April 26th, 2024
Esta pesquisa descreve duas técnicas para isolar abundantes armadilhas extracelulares de neutrófilos (NETs) da medula óssea de ratos. Um método combina um kit comercial de isolamento de neutrófilos com centrifugação por gradiente de densidade, enquanto o outro emprega apenas centrifugação por gradiente de densidade. Ambas as abordagens produzem NETs funcionais superando as dos neutrófilos do sangue periférico.
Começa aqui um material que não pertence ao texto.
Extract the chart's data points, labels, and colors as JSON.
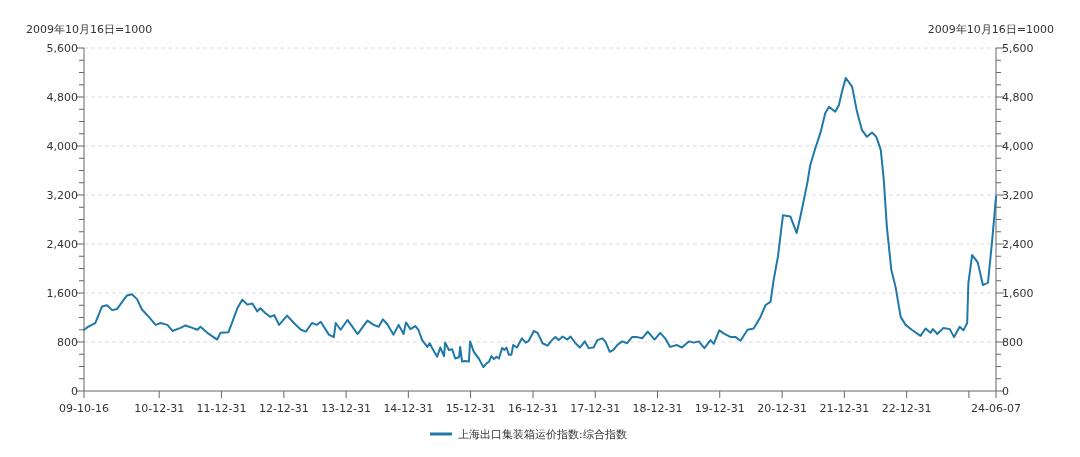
{
  "chart_data": {
    "type": "line",
    "ylabel": "2009年10月16日=1000",
    "y2label": "2009年10月16日=1000",
    "xlim": [
      "2009-10-16",
      "2024-06-07"
    ],
    "xticks": [
      {
        "value": "2009-10-16",
        "label": "09-10-16"
      },
      {
        "value": "2010-12-31",
        "label": "10-12-31"
      },
      {
        "value": "2011-12-31",
        "label": "11-12-31"
      },
      {
        "value": "2012-12-31",
        "label": "12-12-31"
      },
      {
        "value": "2013-12-31",
        "label": "13-12-31"
      },
      {
        "value": "2014-12-31",
        "label": "14-12-31"
      },
      {
        "value": "2015-12-31",
        "label": "15-12-31"
      },
      {
        "value": "2016-12-31",
        "label": "16-12-31"
      },
      {
        "value": "2017-12-31",
        "label": "17-12-31"
      },
      {
        "value": "2018-12-31",
        "label": "18-12-31"
      },
      {
        "value": "2019-12-31",
        "label": "19-12-31"
      },
      {
        "value": "2020-12-31",
        "label": "20-12-31"
      },
      {
        "value": "2021-12-31",
        "label": "21-12-31"
      },
      {
        "value": "2022-12-31",
        "label": "22-12-31"
      },
      {
        "value": "2023-12-31",
        "label": null
      },
      {
        "value": "2024-06-07",
        "label": "24-06-07"
      }
    ],
    "ylim": [
      0,
      5600
    ],
    "yticks": [
      0,
      {
        "value": 200,
        "label": null
      },
      {
        "value": 400,
        "label": null
      },
      {
        "value": 600,
        "label": null
      },
      800,
      {
        "value": 1000,
        "label": null
      },
      {
        "value": 1200,
        "label": null
      },
      {
        "value": 1400,
        "label": null
      },
      {
        "value": 1600,
        "label": "1,600"
      },
      {
        "value": 1800,
        "label": null
      },
      {
        "value": 2000,
        "label": null
      },
      {
        "value": 2200,
        "label": null
      },
      {
        "value": 2400,
        "label": "2,400"
      },
      {
        "value": 2600,
        "label": null
      },
      {
        "value": 2800,
        "label": null
      },
      {
        "value": 3000,
        "label": null
      },
      {
        "value": 3200,
        "label": "3,200"
      },
      {
        "value": 3400,
        "label": null
      },
      {
        "value": 3600,
        "label": null
      },
      {
        "value": 3800,
        "label": null
      },
      {
        "value": 4000,
        "label": "4,000"
      },
      {
        "value": 4200,
        "label": null
      },
      {
        "value": 4400,
        "label": null
      },
      {
        "value": 4600,
        "label": null
      },
      {
        "value": 4800,
        "label": "4,800"
      },
      {
        "value": 5000,
        "label": null
      },
      {
        "value": 5200,
        "label": null
      },
      {
        "value": 5400,
        "label": null
      },
      {
        "value": 5600,
        "label": "5,600"
      }
    ],
    "y2lim": [
      0,
      5600
    ],
    "y2ticks": [
      0,
      {
        "value": 200,
        "label": null
      },
      {
        "value": 400,
        "label": null
      },
      {
        "value": 600,
        "label": null
      },
      800,
      {
        "value": 1000,
        "label": null
      },
      {
        "value": 1200,
        "label": null
      },
      {
        "value": 1400,
        "label": null
      },
      {
        "value": 1600,
        "label": "1,600"
      },
      {
        "value": 1800,
        "label": null
      },
      {
        "value": 2000,
        "label": null
      },
      {
        "value": 2200,
        "label": null
      },
      {
        "value": 2400,
        "label": "2,400"
      },
      {
        "value": 2600,
        "label": null
      },
      {
        "value": 2800,
        "label": null
      },
      {
        "value": 3000,
        "label": null
      },
      {
        "value": 3200,
        "label": "3,200"
      },
      {
        "value": 3400,
        "label": null
      },
      {
        "value": 3600,
        "label": null
      },
      {
        "value": 3800,
        "label": null
      },
      {
        "value": 4000,
        "label": "4,000"
      },
      {
        "value": 4200,
        "label": null
      },
      {
        "value": 4400,
        "label": null
      },
      {
        "value": 4600,
        "label": null
      },
      {
        "value": 4800,
        "label": "4,800"
      },
      {
        "value": 5000,
        "label": null
      },
      {
        "value": 5200,
        "label": null
      },
      {
        "value": 5400,
        "label": null
      },
      {
        "value": 5600,
        "label": "5,600"
      }
    ],
    "grid": "y",
    "legend": "bottom",
    "marker": "none",
    "line_style": "solid",
    "series": [
      {
        "name": "上海出口集装箱运价指数:综合指数",
        "color": "#1f78a8",
        "x": [
          "2009-10-16",
          "2009-11-11",
          "2009-12-21",
          "2010-01-30",
          "2010-02-28",
          "2010-03-30",
          "2010-04-28",
          "2010-06-25",
          "2010-07-24",
          "2010-08-23",
          "2010-09-21",
          "2010-10-31",
          "2010-12-10",
          "2011-01-08",
          "2011-02-17",
          "2011-03-19",
          "2011-05-05",
          "2011-06-03",
          "2011-07-13",
          "2011-08-12",
          "2011-08-30",
          "2011-10-09",
          "2011-12-06",
          "2011-12-25",
          "2012-02-10",
          "2012-03-04",
          "2012-04-02",
          "2012-05-01",
          "2012-05-31",
          "2012-06-29",
          "2012-07-28",
          "2012-08-15",
          "2012-09-14",
          "2012-10-13",
          "2012-11-04",
          "2012-12-03",
          "2013-01-19",
          "2013-02-28",
          "2013-04-10",
          "2013-05-09",
          "2013-06-14",
          "2013-07-13",
          "2013-08-04",
          "2013-09-21",
          "2013-10-20",
          "2013-10-31",
          "2013-11-29",
          "2014-01-08",
          "2014-03-08",
          "2014-04-06",
          "2014-05-05",
          "2014-06-11",
          "2014-07-10",
          "2014-08-04",
          "2014-08-30",
          "2014-10-05",
          "2014-11-04",
          "2014-12-03",
          "2014-12-17",
          "2015-01-12",
          "2015-02-10",
          "2015-02-28",
          "2015-03-22",
          "2015-04-21",
          "2015-05-05",
          "2015-05-20",
          "2015-06-18",
          "2015-07-06",
          "2015-07-28",
          "2015-08-04",
          "2015-08-26",
          "2015-09-14",
          "2015-10-02",
          "2015-10-24",
          "2015-10-31",
          "2015-11-11",
          "2015-11-29",
          "2015-12-21",
          "2015-12-28",
          "2016-01-19",
          "2016-02-17",
          "2016-03-15",
          "2016-04-02",
          "2016-04-17",
          "2016-05-01",
          "2016-05-16",
          "2016-05-31",
          "2016-06-14",
          "2016-07-03",
          "2016-07-17",
          "2016-07-28",
          "2016-08-12",
          "2016-08-26",
          "2016-09-06",
          "2016-09-28",
          "2016-10-27",
          "2016-11-18",
          "2016-12-06",
          "2017-01-05",
          "2017-01-27",
          "2017-02-25",
          "2017-03-26",
          "2017-04-24",
          "2017-05-12",
          "2017-05-31",
          "2017-06-22",
          "2017-07-21",
          "2017-08-08",
          "2017-09-06",
          "2017-10-02",
          "2017-10-31",
          "2017-11-22",
          "2017-12-21",
          "2018-01-12",
          "2018-02-10",
          "2018-02-28",
          "2018-03-26",
          "2018-04-17",
          "2018-05-09",
          "2018-06-07",
          "2018-07-06",
          "2018-08-04",
          "2018-09-03",
          "2018-10-02",
          "2018-11-04",
          "2018-12-14",
          "2019-01-16",
          "2019-02-14",
          "2019-03-15",
          "2019-04-24",
          "2019-05-23",
          "2019-07-03",
          "2019-08-01",
          "2019-08-30",
          "2019-10-02",
          "2019-11-07",
          "2019-11-26",
          "2019-12-28",
          "2020-01-23",
          "2020-03-04",
          "2020-04-02",
          "2020-05-01",
          "2020-06-11",
          "2020-07-17",
          "2020-08-26",
          "2020-09-24",
          "2020-10-24",
          "2020-11-11",
          "2020-12-06",
          "2021-01-05",
          "2021-02-17",
          "2021-03-26",
          "2021-04-17",
          "2021-05-05",
          "2021-05-27",
          "2021-06-14",
          "2021-07-13",
          "2021-08-12",
          "2021-09-10",
          "2021-10-02",
          "2021-11-07",
          "2021-11-29",
          "2021-12-17",
          "2022-01-08",
          "2022-02-14",
          "2022-03-15",
          "2022-04-13",
          "2022-05-12",
          "2022-06-11",
          "2022-07-06",
          "2022-08-01",
          "2022-08-19",
          "2022-09-06",
          "2022-10-02",
          "2022-10-27",
          "2022-11-26",
          "2022-12-25",
          "2023-01-30",
          "2023-03-22",
          "2023-04-21",
          "2023-05-20",
          "2023-06-03",
          "2023-06-29",
          "2023-08-04",
          "2023-09-10",
          "2023-10-05",
          "2023-11-07",
          "2023-11-29",
          "2023-12-21",
          "2023-12-28",
          "2024-01-19",
          "2024-02-21",
          "2024-03-22",
          "2024-04-21",
          "2024-05-16",
          "2024-06-07"
        ],
        "values": [
          1000,
          1050,
          1110,
          1380,
          1400,
          1320,
          1340,
          1560,
          1580,
          1500,
          1330,
          1210,
          1080,
          1110,
          1080,
          980,
          1030,
          1070,
          1030,
          1000,
          1050,
          950,
          840,
          950,
          960,
          1130,
          1350,
          1490,
          1410,
          1430,
          1300,
          1350,
          1270,
          1210,
          1240,
          1080,
          1230,
          1110,
          1000,
          970,
          1110,
          1080,
          1130,
          920,
          880,
          1110,
          1000,
          1160,
          930,
          1040,
          1150,
          1080,
          1050,
          1170,
          1090,
          920,
          1080,
          930,
          1120,
          1010,
          1060,
          1000,
          830,
          720,
          780,
          700,
          560,
          710,
          570,
          790,
          670,
          680,
          530,
          550,
          720,
          480,
          490,
          480,
          810,
          640,
          530,
          390,
          450,
          480,
          570,
          520,
          560,
          530,
          700,
          670,
          710,
          590,
          590,
          750,
          710,
          860,
          790,
          820,
          980,
          950,
          780,
          740,
          840,
          880,
          830,
          890,
          840,
          890,
          780,
          710,
          810,
          700,
          710,
          830,
          860,
          810,
          640,
          670,
          750,
          810,
          780,
          880,
          880,
          860,
          970,
          840,
          950,
          860,
          720,
          750,
          710,
          810,
          790,
          810,
          700,
          830,
          770,
          990,
          940,
          880,
          880,
          820,
          1000,
          1020,
          1210,
          1400,
          1460,
          1810,
          2190,
          2870,
          2850,
          2580,
          2850,
          3090,
          3390,
          3690,
          3960,
          4210,
          4540,
          4640,
          4560,
          4670,
          4890,
          5110,
          4970,
          4560,
          4260,
          4150,
          4220,
          4150,
          3940,
          3450,
          2680,
          1980,
          1700,
          1210,
          1080,
          1000,
          900,
          1020,
          950,
          1010,
          930,
          1030,
          1010,
          880,
          1050,
          990,
          1110,
          1760,
          2220,
          2100,
          1730,
          1770,
          2470,
          3170
        ]
      }
    ]
  }
}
Desenvolvemos um método de isolamento de neutrófilos de ratos e posterior extração de NETs. Este método oferece otimizar a acessibilidade para a realização de experimentos relacionados a NETs em ratos e linhagens celulares derivadas de ratos. Em nosso estudo, realizamos uma comparação entre neutrófilos isolados do sangue periférico e fios da medula óssea.
Nossos resultados destacam a superioridade dos neutrófilos derivados da medula óssea, mostrando uma vantagem numérica substancial na contagem de neutrófilos isolados ao lado de sua capacidade proficiente de sincronização. Nosso método baseado em medula óssea para isolar neutrófilos e NETs de ratos preenche uma lacuna de pesquisa otimizando técnicas de isolamento para esses tipos celulares. Ao contrário de métodos anteriores que usavam principalmente sangue periférico, nosso protocolo tem como alvo a medula óssea, aumentando os neutrófilos em grandes rendimentos e oferecendo um modelo de rato mais preciso para estudar a biologia de neutrófilos e ratos.
Esta pesquisa investiga métodos para isolar armadilhas extracelulares de neutrófilos (NETs) da medula óssea de ratos, comparando duas técnicas distintas. O estudo mostra que ambos os métodos produzem NETs funcionais, com os neutrófilos derivados da medula óssea demonstrando eficiência superior de isolamento em comparação com aqueles do sangue periférico.